Representative Claim

1. A method for creating a composite image, comprising:
displaying facial feature images on a first area of a first display via a first device associated with the first display, wherein the facial feature images are associated with facial feature element codes;
selecting a facial feature image from the first area of the first display via a user interface associated with the first device, wherein the first device incorporates the selected facial feature image into a composite image on a second area of the first display, wherein the composite image is associated with a composite facial image code having at least a facial feature element code; and
reproducing the composite image on a second display based on the composite facial image code.

Posture:

Appeal from the United States District Court for the Western District of Washington. The district court found the patent claims ineligible subject matter and, based on that finding, granted Nintendo’s motion for judgment on the pleadings.

Abstract Idea: Yes

We find that claim 1 is directed to the abstract idea of encoding and decoding image data. It claims a method whereby a user displays images on a first display, assigns image codes to the images through an interface using a mathematical formula, and then reproduces the image based on the codes. See J.A. 35 (col. 1 ll. 23–40). This method reflects standard encoding and decoding, an abstract concept long utilized to transmit information.
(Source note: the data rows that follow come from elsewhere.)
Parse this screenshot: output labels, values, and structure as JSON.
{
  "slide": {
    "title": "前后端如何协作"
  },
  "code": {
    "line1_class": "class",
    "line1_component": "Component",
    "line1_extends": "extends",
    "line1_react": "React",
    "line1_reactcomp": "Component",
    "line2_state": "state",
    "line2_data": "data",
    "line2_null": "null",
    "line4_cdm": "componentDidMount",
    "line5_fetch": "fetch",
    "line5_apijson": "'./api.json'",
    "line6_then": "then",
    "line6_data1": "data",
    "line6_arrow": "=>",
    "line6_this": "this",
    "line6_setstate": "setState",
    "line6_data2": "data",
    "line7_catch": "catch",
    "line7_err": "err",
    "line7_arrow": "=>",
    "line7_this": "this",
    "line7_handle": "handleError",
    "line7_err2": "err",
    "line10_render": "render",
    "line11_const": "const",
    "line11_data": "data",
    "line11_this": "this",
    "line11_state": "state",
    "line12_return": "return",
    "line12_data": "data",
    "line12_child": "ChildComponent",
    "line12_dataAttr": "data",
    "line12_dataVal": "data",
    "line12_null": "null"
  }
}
Cf. Intellectual Ventures I LLC v. Capital One Fin. Corp., 850 F.3d 1332, 1340–41 (Fed. Cir. 2017) (organizing, displaying, and manipulating data encoded for human- and machine-readability is directed to an abstract concept). Morse code, ordering food at a fast food restaurant via a numbering system, and Paul Revere’s “one if by land, two if by sea” signaling system all exemplify encoding at one end and decoding at the other end. Even the ’303 patent describes “a common technique for synthesizing single images of faces involv[ing] horizontally dividing the image of a face into bands for different features,” such that “[p]aper strips containing exemplary features [can] then be combined to form a composite drawing of a face.” J.A. 27 (col. 1 ll. 37–43).

Something More: No

RecogniCorp argues that the claims of the ’303 patent contain an inventive concept sufficient to render them patent-eligible. Specifically, it contends that the combination of claim elements, i.e., the “particular encoding process using the specific algorithm disclosed” in the patent “transforms” the abstract idea into a patentable invention. RecogniCorp also points out the “facial feature element codes” and “pictorial entity symbols” disclosed in the ’303 patent claims. We find that these claim elements do not transform the nature of the ’303 patent claims into a patent-eligible application. McRO, 837 F.3d at 1312.